The primary aim of this study was to determine whether thrombin-gelatin matrix (TGM) combined with an absorbable gelatin sponge (AGS) could more greatly reduce intraoperative blood loss (IBL) in unilateral open-door laminoplasty than the sole use of an AGS could. The secondary aims were to evaluate the hemostatic efficiency, amount of postoperative bleeding, and safety of the application of TGM combined with an AGS.
IBL during cervical laminoplasty is substantial and is a proper indication for the application of hemostatic agents. However, we are unaware of any clinical trials on the application of TGM and an AGS in posterior cervical spine surgery.
A total of 80 consecutive patients who underwent unilateral open-door laminoplasty were enrolled from September 2020 to March 2022. Patients were randomized into 2 groups, the TGM-AGS group and the AGS group, with 40 patients in each group.

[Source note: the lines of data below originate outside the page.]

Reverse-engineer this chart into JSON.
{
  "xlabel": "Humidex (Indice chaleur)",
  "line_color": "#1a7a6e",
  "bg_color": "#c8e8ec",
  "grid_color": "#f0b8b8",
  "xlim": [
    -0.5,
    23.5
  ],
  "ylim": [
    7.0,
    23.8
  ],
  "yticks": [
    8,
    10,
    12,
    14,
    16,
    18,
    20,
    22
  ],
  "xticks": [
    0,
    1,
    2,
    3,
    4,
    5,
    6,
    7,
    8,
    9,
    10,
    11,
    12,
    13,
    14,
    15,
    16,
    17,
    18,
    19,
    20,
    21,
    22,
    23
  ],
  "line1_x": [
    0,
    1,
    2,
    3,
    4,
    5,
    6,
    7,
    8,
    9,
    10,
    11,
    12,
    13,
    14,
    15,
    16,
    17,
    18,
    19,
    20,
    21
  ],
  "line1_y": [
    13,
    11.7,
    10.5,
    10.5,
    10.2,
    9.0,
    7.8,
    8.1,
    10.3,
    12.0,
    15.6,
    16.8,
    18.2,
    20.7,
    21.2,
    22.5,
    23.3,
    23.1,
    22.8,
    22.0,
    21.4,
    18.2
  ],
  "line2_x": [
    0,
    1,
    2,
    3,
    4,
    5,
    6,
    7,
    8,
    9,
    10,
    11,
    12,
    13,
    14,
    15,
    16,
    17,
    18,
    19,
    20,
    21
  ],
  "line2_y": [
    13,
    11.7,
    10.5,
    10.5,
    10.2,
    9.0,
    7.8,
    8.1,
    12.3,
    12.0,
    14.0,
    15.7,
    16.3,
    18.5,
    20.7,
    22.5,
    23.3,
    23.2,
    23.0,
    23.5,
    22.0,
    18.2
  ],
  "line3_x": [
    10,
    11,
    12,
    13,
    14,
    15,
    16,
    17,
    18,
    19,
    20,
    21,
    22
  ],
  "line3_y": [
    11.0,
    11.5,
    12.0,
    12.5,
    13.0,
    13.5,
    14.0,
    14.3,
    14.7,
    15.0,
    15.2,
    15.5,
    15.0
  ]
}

The primary outcome was IBL. Other outcomes included the duration of operation, duration of hemostasis, duration of drainage, maximum decrease in hemoglobin (Hb), length of hospital stay, volume of drainage, number of drainage days, occurrence of adverse events, coagulation indicators, and patient-reported outcome measures (PROMs).
The mean IBL for patients in the TGM-AGS group (75.22 ± 21.83 mL) was significantly lower than that in the AGS group (252.43 ± 57.39 mL) (mean difference = 177.21 mL, 95% confidence interval [CI], 157.88-196.53 mL, t=18.25, P <0.001); the duration of hemostasis, volume of drainage, days of drainage in the TGM group, and maximum decrease in Hb were also significantly less than those in the AGS group ( P <0.01).
The hemostatic efficacy of TGM-AGS is better than that of an AGS alone in IBL. TGM-AGS is also superior to an AGS alone in the evaluation of hemostatic efficiency and postoperative bleeding.
前瞻性、随机、平行对照试验。
本研究的主要目的是确定凝血酶 - 明胶基质(TGM)联合可吸收明胶海绵(AGS)在单侧开门式椎板成形术中是否比单独使用AGS能更大程度地减少术中出血量(IBL)。次要目的是评估TGM联合AGS应用的止血效率、术后出血量及安全性。
颈椎椎板成形术中的IBL较多,是应用止血剂的合适指征。然而,我们尚未知晓关于TGM和AGS在颈椎后路手术中应用的任何临床试验。
2020年9月至2022年3月共纳入80例连续接受单侧开门式椎板成形术的患者。患者被随机分为两组,即TGM - AGS组和AGS组,每组40例。主要结局指标为IBL。其他结局指标包括手术时长、止血时长、引流时长、血红蛋白(Hb)最大降幅、住院时间、引流量、引流天数、不良事件发生率、凝血指标以及患者报告结局量表(PROMs)。
TGM - AGS组患者的平均IBL(75.22±21.83 mL)显著低于AGS组(252.43±57.39 mL)(平均差值 = 177.21 mL,95%置信区间[CI],157.88 - 196.53 mL,t = 18.25,P < 0.001);TGM组的止血时长、引流量及引流天数以及Hb最大降幅也显著少于AGS组(P < 0.01)。
在减少IBL方面,TGM - AGS的止血效果优于单独使用AGS。在止血效率和术后出血评估方面,TGM - AGS也优于单独使用AGS。